Cela n'a pas découragé les futurs concurrents, comme Gemini Trains, qui souhaite faire circuler 11 trains par jour d'ici 2030. Cette start-up britannique envisage d'ouvrir son propre dépôt en dehors de Londres, même si elle ne dispose pour l'heure ni de matériel roulant ni de droits d'accès aux voies.
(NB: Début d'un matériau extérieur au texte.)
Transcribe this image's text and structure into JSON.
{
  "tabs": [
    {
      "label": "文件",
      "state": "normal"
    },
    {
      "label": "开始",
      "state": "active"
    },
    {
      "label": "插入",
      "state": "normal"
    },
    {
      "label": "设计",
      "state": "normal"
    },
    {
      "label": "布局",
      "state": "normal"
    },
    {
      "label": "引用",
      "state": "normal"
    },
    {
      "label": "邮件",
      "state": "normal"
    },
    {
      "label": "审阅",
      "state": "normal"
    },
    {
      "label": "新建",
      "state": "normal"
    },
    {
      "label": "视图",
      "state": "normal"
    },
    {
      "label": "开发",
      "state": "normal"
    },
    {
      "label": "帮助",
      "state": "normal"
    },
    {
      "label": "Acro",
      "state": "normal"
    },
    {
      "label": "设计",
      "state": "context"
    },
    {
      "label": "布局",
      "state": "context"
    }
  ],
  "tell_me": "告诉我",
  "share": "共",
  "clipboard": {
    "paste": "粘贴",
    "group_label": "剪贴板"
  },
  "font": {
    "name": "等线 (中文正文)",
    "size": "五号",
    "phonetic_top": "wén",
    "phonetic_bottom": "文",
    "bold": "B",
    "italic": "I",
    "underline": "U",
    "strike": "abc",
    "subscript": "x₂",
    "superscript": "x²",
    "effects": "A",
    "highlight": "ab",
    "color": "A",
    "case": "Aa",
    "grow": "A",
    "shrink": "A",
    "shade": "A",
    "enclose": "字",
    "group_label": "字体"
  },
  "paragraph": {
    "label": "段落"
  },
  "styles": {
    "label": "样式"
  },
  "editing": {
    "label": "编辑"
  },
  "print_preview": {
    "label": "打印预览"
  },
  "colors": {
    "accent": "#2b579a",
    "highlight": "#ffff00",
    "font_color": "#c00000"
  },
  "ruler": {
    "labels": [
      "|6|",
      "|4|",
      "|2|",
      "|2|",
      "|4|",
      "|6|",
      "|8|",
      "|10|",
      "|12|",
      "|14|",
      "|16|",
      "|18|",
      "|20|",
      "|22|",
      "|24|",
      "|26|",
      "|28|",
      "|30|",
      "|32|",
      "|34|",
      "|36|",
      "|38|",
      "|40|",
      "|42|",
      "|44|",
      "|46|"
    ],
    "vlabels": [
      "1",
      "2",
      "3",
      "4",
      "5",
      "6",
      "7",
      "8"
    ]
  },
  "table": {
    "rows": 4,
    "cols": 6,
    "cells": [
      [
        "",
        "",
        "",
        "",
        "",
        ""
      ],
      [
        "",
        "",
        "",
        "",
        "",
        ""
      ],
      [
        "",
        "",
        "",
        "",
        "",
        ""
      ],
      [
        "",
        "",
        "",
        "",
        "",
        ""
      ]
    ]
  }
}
Les prochains développements
Eurostar prépare également l'avenir et a commandé jusqu'à 50 nouveaux trains, qui doivent être livrés au début des années 2030 et permettront à l'entreprise de desservir de nouvelles destinations, dont Francfort et Genève. L'un des problèmes auxquels seront confrontées toutes les compagnies susceptibles d'exploiter la ligne est l'espace limité disponible à St Pancras, où la capacité d'accueil assise est déjà insuffisante pour permettre à chaque passager de s'asseoir avant d'embarquer pour le continent.
En conclusion, le projet de trains à grande vitesse entre Londres et l'Europe est un défi ambitieux qui devrait aboutir à des départs plus fréquents et à une concurrence accrue entre les opérateurs. Il reste à voir comment les choses évolueront dans les prochains mois et si les objectifs seront atteints.